Can I use POST or PUT rest endpoints to create or update list of items? or These should be always deal with single resource object?

URL: POST/cars

request body:
{
 [ {id:car1}, {id:car2}, {id:car3} ]
}

If I pass list of resources to these endpoints, how I can deal with exception scenarios on creating or updating specific a particular item in the resource list?

It is ok to send list of items (rather than single item) to update to PUT endpoint?

CodePudding user response:

It's not recommended to use POST or PUT to create a list of resources. Even if you want to update/create a list then you can pass the resource which represents a list.

like the below with a URL like URL: POST/dogs

{
    "id": "dogs",
    "dogs": [{
            "id": "dog1"
        },
        {
            "id": "dog2"
        },
        {
            "id": "dog3"
        }
    ]
}

to update a specific item you could use PATCH and also PUT is to update the entire resource.

CodePudding user response:

Can I use POST or PUT rest endpoints to create or update list of items? or These should be always deal with single resource object?

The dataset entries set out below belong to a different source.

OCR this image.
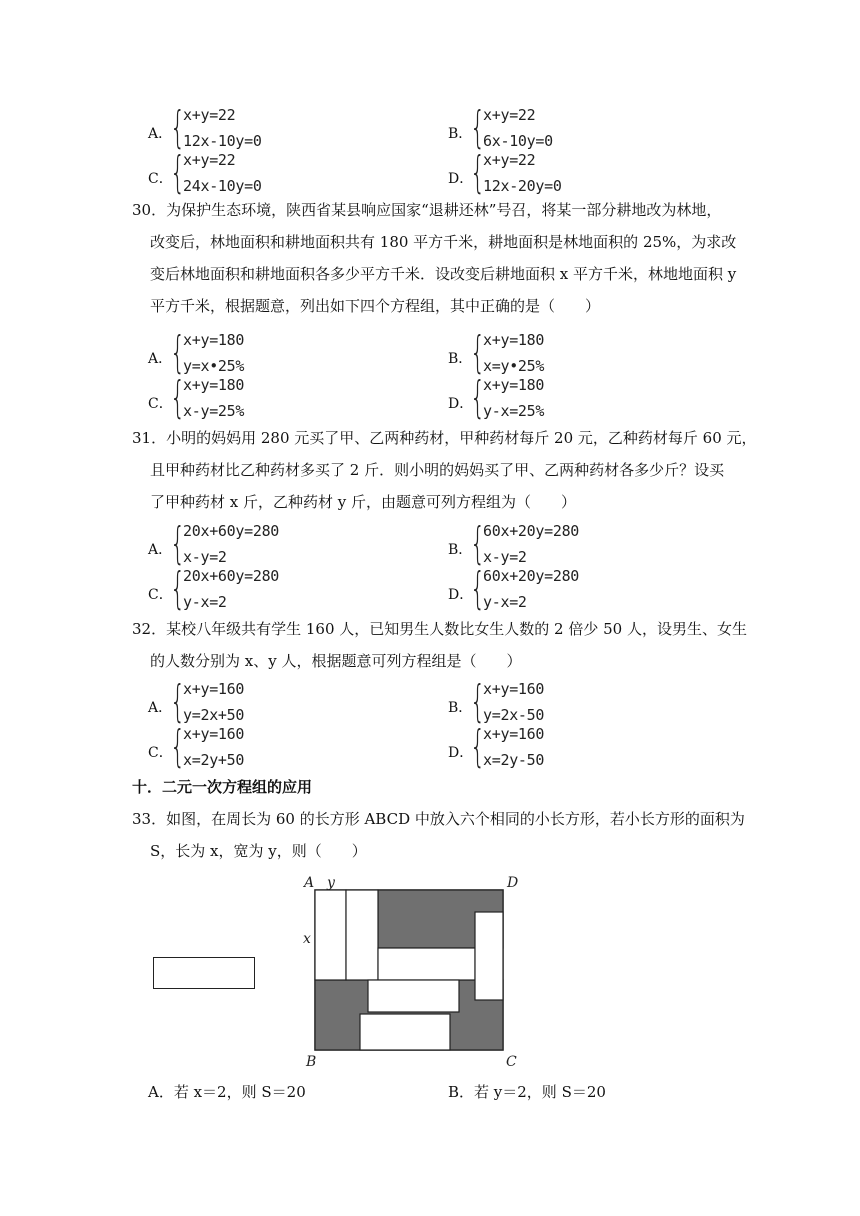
A．
{
x+y=22
12x-10y=0	B．
{
x+y=22
6x-10y=0
C．
{
x+y=22
24x-10y=0	D．
{
x+y=22
12x-20y=0
30．为保护生态环境，陕西省某县响应国家“退耕还林”号召，将某一部分耕地改为林地，
改变后，林地面积和耕地面积共有 180 平方千米，耕地面积是林地面积的 25%，为求改
变后林地面积和耕地面积各多少平方千米．设改变后耕地面积 x 平方千米，林地地面积 y
平方千米，根据题意，列出如下四个方程组，其中正确的是（　　）
A．
{
x+y=180
y=x•25%	B．
{
x+y=180
x=y•25%
C．
{
x+y=180
x-y=25%	D．
{
x+y=180
y-x=25%
31．小明的妈妈用 280 元买了甲、乙两种药材，甲种药材每斤 20 元，乙种药材每斤 60 元，
且甲种药材比乙种药材多买了 2 斤．则小明的妈妈买了甲、乙两种药材各多少斤？设买
了甲种药材 x 斤，乙种药材 y 斤，由题意可列方程组为（　　）
A．
{
20x+60y=280
x-y=2	B．
{
60x+20y=280
x-y=2
C．
{
20x+60y=280
y-x=2	D．
{
60x+20y=280
y-x=2
32．某校八年级共有学生 160 人，已知男生人数比女生人数的 2 倍少 50 人，设男生、女生
的人数分别为 x、y 人，根据题意可列方程组是（　　）
A．
{
x+y=160
y=2x+50	B．
{
x+y=160
y=2x-50
C．
{
x+y=160
x=2y+50	D．
{
x+y=160
x=2y-50
十．二元一次方程组的应用
33．如图，在周长为 60 的长方形 ABCD 中放入六个相同的小长方形，若小长方形的面积为
S，长为 x，宽为 y，则（　　）
A y	D
x
B	C
A．若 x＝2，则 S＝20	B．若 y＝2，则 S＝20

The requests in the HTTP application target a specific resource. But there really aren't any important restrictions on the semantics of the representations that you send, or how many resources the server might create/modify in response to your request.

Consider creating a new entry in a wiki - you type a bunch of information into a web form, and submit a single POST request, and the server copies your information and suddenly there's a new topic page, and a discussion page for that topic, and maybe a history of edits page, and so on.

Or if I had a JSON document that was my shopping list, and I wanted that list to be available on my website, then I could just PUT/POST the entire list as a single document; here you go.

That said, cache invalidation can get complicated. The cache invalidation semantics of HTTP are pretty limited, so if an HTTP request changes many resources that the client has cached locally, you won't have an easy way to signal to a general purpose web cache that they should all be invalidated.

It's not right or wrong -- the cache invalidation rules just a constraint you should think about when you are designing things.